Hooray, I've Been Indicted
Being charged with conspiring to aid overseas jihadists normally wouldn't be good news--unless you've been in isolation for three years with no charges to fight. But when Jose Padilla learned last week that he had been indicted, "he was extremely happy," his attorney Andrew Patel told TIME. Padilla, a U.S. citizen who has been held as an "enemy combatant" by the military since mid-2002, will be transferred from a Navy brig to a federal prison and, more important, will get a trial date.
By moving Padilla into the criminal-justice system, the Bush Administration may be able to avoid a Supreme Court review of Padilla's status as an enemy combatant, a thorny legal issue. But his attorneys note that if the court doesn't rule on the matter, other U.S. citizens could be detained indefinitely without being charged, as could Padilla again.

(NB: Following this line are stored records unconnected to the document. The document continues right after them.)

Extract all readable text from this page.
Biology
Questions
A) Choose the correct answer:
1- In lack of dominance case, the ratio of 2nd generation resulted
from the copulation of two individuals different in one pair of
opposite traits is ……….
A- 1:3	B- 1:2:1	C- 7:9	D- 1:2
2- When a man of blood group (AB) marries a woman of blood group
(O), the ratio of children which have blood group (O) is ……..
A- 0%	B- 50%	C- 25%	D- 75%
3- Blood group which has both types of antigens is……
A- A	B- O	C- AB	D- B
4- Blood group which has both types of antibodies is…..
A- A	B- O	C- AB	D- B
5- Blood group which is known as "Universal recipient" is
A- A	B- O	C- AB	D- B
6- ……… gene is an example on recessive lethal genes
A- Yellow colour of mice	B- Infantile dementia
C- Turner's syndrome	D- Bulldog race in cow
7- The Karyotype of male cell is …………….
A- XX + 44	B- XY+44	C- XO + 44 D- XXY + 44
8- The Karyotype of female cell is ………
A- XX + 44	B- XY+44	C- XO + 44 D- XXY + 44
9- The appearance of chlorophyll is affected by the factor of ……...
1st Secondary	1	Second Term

Missing from the indictment are allegations that Padilla planned to detonate a dirty bomb or blow up apartment buildings. Evidence for those charges came from captured al-Qaeda helmsmen Khalid Sheikh Mohammed and Abu Zubaydah, who have undergone the sort of coercive interrogation treatment, including waterboarding, that can induce people to lie. "It would have been very difficult to use that in court," said a Justice Department official. Expect pretrial skirmishes over such issues as access to classified information and, possibly, the effects of three years of isolation on Padilla's psyche. Said Patel: "He's been alone, with a capital A."